Rinse the skin gently with warm water
  • Use a mild soap (Dove, Ivory, Lever) only after bowel movements. The soap will help remove the film of bacteria left on the skin. Washing the skin with soap after every diaper change may worsen a diaper rash.
  • After using a soap, rinse well. A nasal bulb syringe or a squirt bottle can be used.
  • If the skin is raw, use warm water soaks for 10 minutes 3-4 times a day.
  • Domeboro’s solution (over the counter) is very effective in soothing a raw diaper rash.
Steroid Cream
  • 1% hydrocortisone cream (over the counter steroid cream) can be added to lessen the redness. If the skin is raw, this cream may sting.
  • Do not use any prescription steroid creams in the diaper area, as they can cause damage to your baby’s skin.
Barrier Ointments
  • Barrier ointments are necessary to protect a baby’s skin until the diaper rash has healed.
  • The most common barrier ointments contain zinc oxide and A&D ointment. Triple paste, Desitin, and Balmex are all common barrier ointments.
  • After following the instructions above for cleaning the skin in the diaper area, apply a thick layer of barrier ointment to the rash.
  • Apply the barrier ointment as frequently as necessary to keep the skin continually protected.
  • It is not necessary to wash off all the ointment with each diaper change. Be gentle so as not to further irritate the diaper rash.

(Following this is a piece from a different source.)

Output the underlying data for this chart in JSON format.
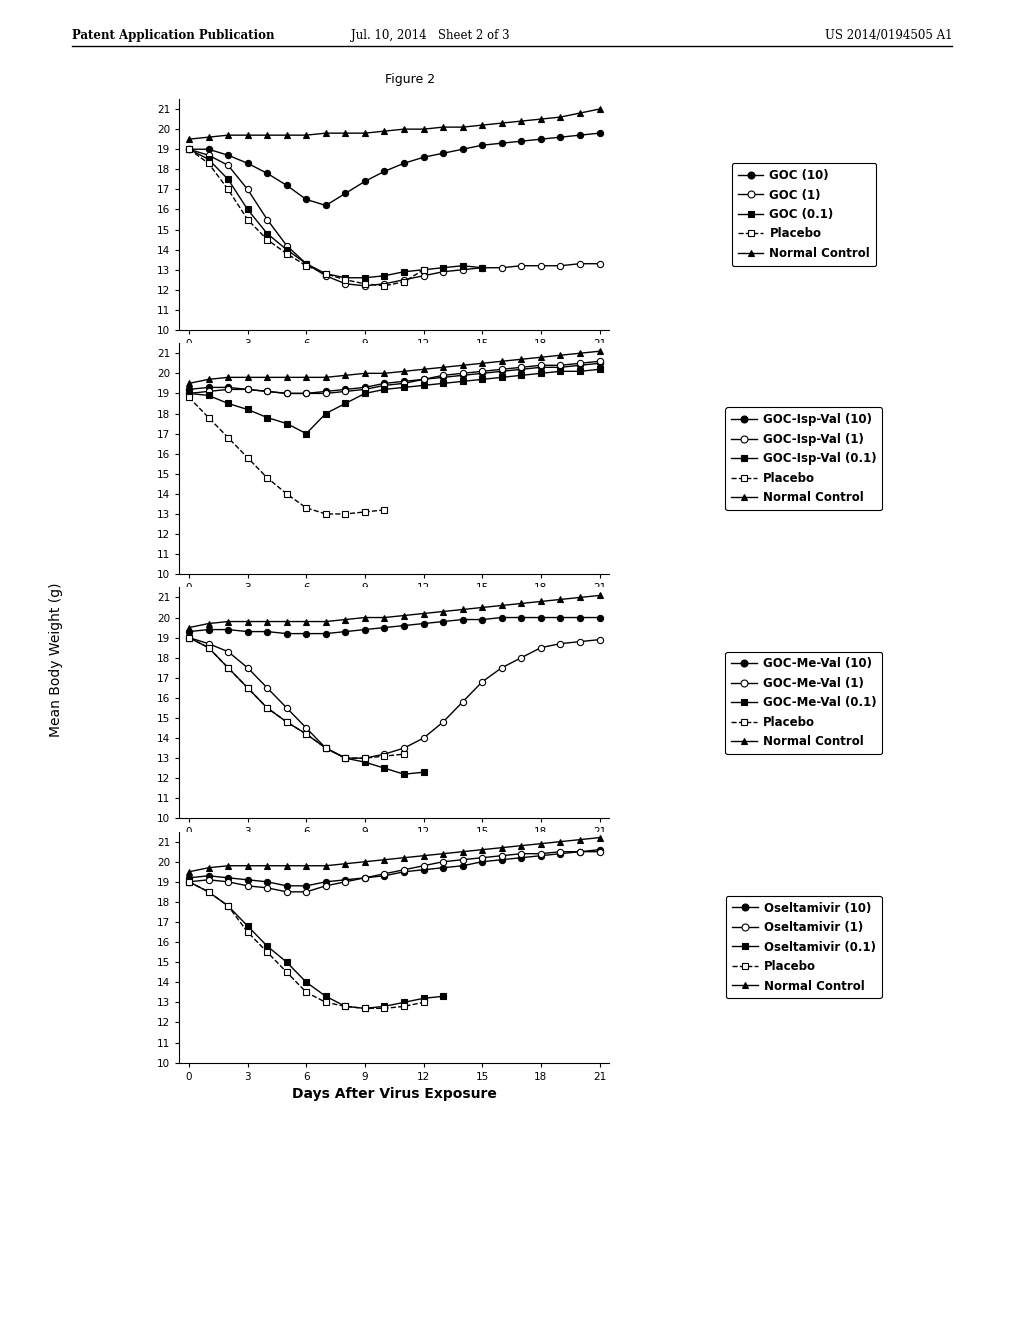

How Do I Tell If A Yeast Infection Is Present and How Do I Treat?
  • If the diaper rash is bright red or does not start getting better after 3 days of warm water cleaning and air exposure, your child probably has a yeast infection.
  • Apply an over the counter antifungal cream (Lotrimin) 3-4 times a day with each diaper change.
  • If the rash has not improved in 4-5 days, call the office.

What If A Rash Developed After A New Food Or Juice Was Introduced?

Eliminate that food or juice for one month and then try again. Apple juice can cause diarrhea and result in a terrible diaper rash.


How Do I Prevent Diaper Rash?
  • Changing the diaper immediately after your child has a bowel movement and rinsing the skin with warm water are the most effective things you can do to prevent diaper rash.
  • If you use cloth diapers and wash them yourself, you will need to use bleach (such as Clorox) to sterilize them. During the regular cycle, use any detergent. Then refill the washer with warm water, add 1 cup of bleach, and run a second cycle. Unlike bleach, vinegar is not effective in killing germs.
  • Cornstarch powder reduces friction and can be used to prevent future rashes after this one is healed. When applying cornstarch powder, place on your hand first and then on your baby’s skin. Your baby can inhale any powder that is poured directly on the skin.

Call Our Office If:
  • The rash looks infected (pimples, blisters, boils, sores).
  • Your child is acting sick.
  • The rash is not better in 5 days.
  • The diaper rash covers the entire diaper area.
  • You have other concerns or questions.